Being unequal is part of our daily existence: Onir
The National award-winning director believes it is imperative that people raise their voice against discrimination
Filmmaker Onir believes inequality will continue to haunt the society unless and until various sections, including the LGBTQ community and women, get the same rights.
The filmmaker, known for critically-acclaimed movies "I Am" and "My Brother... Nikhil", will be serving in the jury of short film competition at the 2021 Indian Film Festival of Melbourne (IFFM), along with actor Richa Chadha.
The theme of this year's competition is modern slavery and equality.
The National award-winning director believes it is imperative that people raise their voice against discrimination.
"I feel it is more important that we all start speaking about the worst forms of humanity, where one human being is powerful enough to humiliate, oppress and exploit another human.
"Every day we hear in the news about someone not allowed to enter religious places because of their caste, religion or for being a woman. Inequality is glaring at us and telling us what a shame it is that we live in a world with so much inequality," Onir told PTI in an interview.
The filmmaker, who has been a vocal member of the LGBTQ community, said the fraternity is often not treated at par with others.
Even after the Supreme Court ruling, which struck down the draconian Section 377 of the Indian Penal Code (IPC) that criminalised gay sex, things remain the same for the people from the community, Onir said.
"Being a part of LGBTQ community even before it was decriminalised, you are treated as an unequal citizen. Similarly, we are decriminalised by law but we still don't have equal rights even though we live in a democratic country.
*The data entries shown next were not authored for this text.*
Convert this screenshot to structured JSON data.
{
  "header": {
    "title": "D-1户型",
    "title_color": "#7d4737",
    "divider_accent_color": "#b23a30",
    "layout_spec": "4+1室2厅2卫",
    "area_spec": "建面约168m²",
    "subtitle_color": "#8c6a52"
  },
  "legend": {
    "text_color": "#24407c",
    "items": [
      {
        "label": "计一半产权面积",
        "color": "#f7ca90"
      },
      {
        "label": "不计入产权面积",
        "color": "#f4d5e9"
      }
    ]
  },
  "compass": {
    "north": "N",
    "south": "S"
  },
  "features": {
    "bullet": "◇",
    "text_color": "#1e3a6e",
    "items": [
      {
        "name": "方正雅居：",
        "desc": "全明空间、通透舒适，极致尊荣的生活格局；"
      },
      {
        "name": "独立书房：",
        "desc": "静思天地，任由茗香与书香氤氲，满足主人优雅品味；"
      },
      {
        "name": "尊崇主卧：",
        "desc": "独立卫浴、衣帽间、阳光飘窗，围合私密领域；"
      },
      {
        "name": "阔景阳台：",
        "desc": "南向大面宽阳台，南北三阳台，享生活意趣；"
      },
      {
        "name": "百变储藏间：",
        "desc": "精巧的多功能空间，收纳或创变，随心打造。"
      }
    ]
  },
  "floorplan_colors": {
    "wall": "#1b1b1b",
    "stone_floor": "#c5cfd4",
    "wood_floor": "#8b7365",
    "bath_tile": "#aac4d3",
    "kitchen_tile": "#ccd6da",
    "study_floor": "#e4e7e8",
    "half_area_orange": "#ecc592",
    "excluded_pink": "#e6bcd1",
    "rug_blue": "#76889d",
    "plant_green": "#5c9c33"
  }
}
"Being unequal is part of our daily existence... All this is a horrific form of humanity and we all need to address that much more," he added.
The filmmaker believes that Indian cinema has often avoided showcasing these issues as it only caters to a "certain class" of the society.
"I don't think we have done enough representation talking about these issues because cinema caters very often to a certain class, which is oppressive," Onir said.
As for IFFM, the filmmaker hailed the festival for celebrating cinema despite the coronavirus pandemic.
"Indian Film Festival of Melbourne is very special and so many people wait for it as it is a huge event. The festival director made it possible that films from all over India are showcased there.
"The festival is still happening as it shows that it is important to celebrate the spirit of cinema despite all the odds," Onir said.
He believes that the format of short films is "super empowering" but it needs to still open up.
"I have been exposed to it since college days watching them from all over the world. In 2011, 'I Am' had four short stories. It empowered me.
"There are more festivals happening on short films, there are varied movies that are taken up platforms. It is important that consumers and distributors start paying for the content so that makers are empowered to make more short films," Onir said.
The physical event of IFFM will run from August 12 to 20, while its Australia-wide online edition will take place from August 15 to 30,August 15 to 30.